I implemented netCDF classic tools on Linux and MacOS X and others have deployed the same tools on other Unixes as well as Windows, all with success. Operational Suitability questions: - Do you currently use or plan to use netCDF classic in a production setting? What types of applications do you use with netCDF classic? Is netCDF classic applicable to your applications (e.g., Does it work well with the data types and data manipulations in your application?)
NOAA will continue to produce Jason-2 data in netCDF classic, as well as a database of all altimeter data till present. These are generally along-track satellite data, but more complex data models are included as well. NetCDF is very suitable for distributing this type of binary data. - Why do you choose to use netCDF classic over other data formats for your applications?
Flexibility to expand into the future. Easy exchange. Many existing tools already available. - Have you or your users encountered any difficulty when using some of the data access or visualization tools (e.g., IDL, GrADS, etc.) on netCDF classic data files? If you have, please provide a brief description of your experience.
No. I have just heard from less experienced users from developing countries, that netCDF is actually very practical. - Does the netCDF file format meet your requirements for storing and accessing data? (e.g., Can it handle the data types in your applications?)
Yes. - What operational challenges or limitations does netCDF classic present? (e.g., Does it take a long time to learn how to use it? Does it require advanced processing power, large amounts of memory, complex configuration, etc)
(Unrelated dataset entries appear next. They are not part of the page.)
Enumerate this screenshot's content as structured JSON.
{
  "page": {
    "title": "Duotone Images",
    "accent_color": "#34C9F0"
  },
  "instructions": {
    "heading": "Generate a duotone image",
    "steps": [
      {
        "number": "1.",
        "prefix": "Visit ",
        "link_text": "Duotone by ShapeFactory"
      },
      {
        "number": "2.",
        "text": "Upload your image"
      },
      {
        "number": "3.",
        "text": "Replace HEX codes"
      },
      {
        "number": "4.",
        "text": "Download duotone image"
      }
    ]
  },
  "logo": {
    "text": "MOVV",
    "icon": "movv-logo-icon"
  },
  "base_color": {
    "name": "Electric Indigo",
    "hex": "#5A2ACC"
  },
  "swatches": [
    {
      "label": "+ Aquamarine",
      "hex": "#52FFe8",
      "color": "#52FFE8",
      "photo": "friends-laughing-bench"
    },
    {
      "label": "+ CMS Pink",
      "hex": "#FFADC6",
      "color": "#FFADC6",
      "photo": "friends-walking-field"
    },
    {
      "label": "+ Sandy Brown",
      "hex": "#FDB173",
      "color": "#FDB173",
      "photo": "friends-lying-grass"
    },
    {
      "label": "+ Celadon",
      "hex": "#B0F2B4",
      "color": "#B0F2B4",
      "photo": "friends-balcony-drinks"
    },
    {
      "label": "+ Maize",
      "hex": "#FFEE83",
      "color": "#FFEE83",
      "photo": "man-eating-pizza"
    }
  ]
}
No. Particularly learning to read a data file using the netCDF library (available in C, C++ and Fortran) is fairly easy. Writing datasets with the proper meta data is a bit more complex. But that is not a fault of netCDF, but is due to meta data standards devised outside the netCDF development team, like COARDS, CF-1.0, etc. - What benefits does netCDF classic present? Do the benefits of netCDF classic outweigh the challenges? (e.g., Does it offer the flexibility you want to package the data types in your applications? Does it facilitate interdisciplinary studies?)
Advantages of netCDF are numerous: availability of generic tools, wide use in atmospheric and climate community, ease of exchange of binary data, OpenDAP server ability to subsample data on demand. - How much data do/will you provide or archive in netCDF classic? (number of distinct data products or data sets, total data volume, number of files.)
I download numerous netCDF data files daily (approx. 50 with a total size of approx. 300 MB). I produce a similar number of netCDF files daily and maintain/manage a large altimeter database (RADS) of about 150 GB of netCDF data. The operational Jason-2 production facility at NESDIS produced approximately 1 GB of netCDF data per day. - How many users do you have or expect to have for data in netCDF classic, and what is your expected user community? Currently there are about 100 users of the RADS altimeter data base.
There are about 100 registered users of the Jason-2 operational data. The GMT software that I help develop has auxiliary data in netCDF and has over 1000 users worldwide. - (User comments) Any additional comments, observations or criticisms of netCDF classic and the RFC can be provided here.
The most complicated issue with netCDF data is the establishment of conventions. Currently the most widespread are COARDS and CF-1.0. Using one of those conventions for setting up metadata extends the usability of the data and facilitates reading of netCDF data by third party and generic netCDF tools.
|
|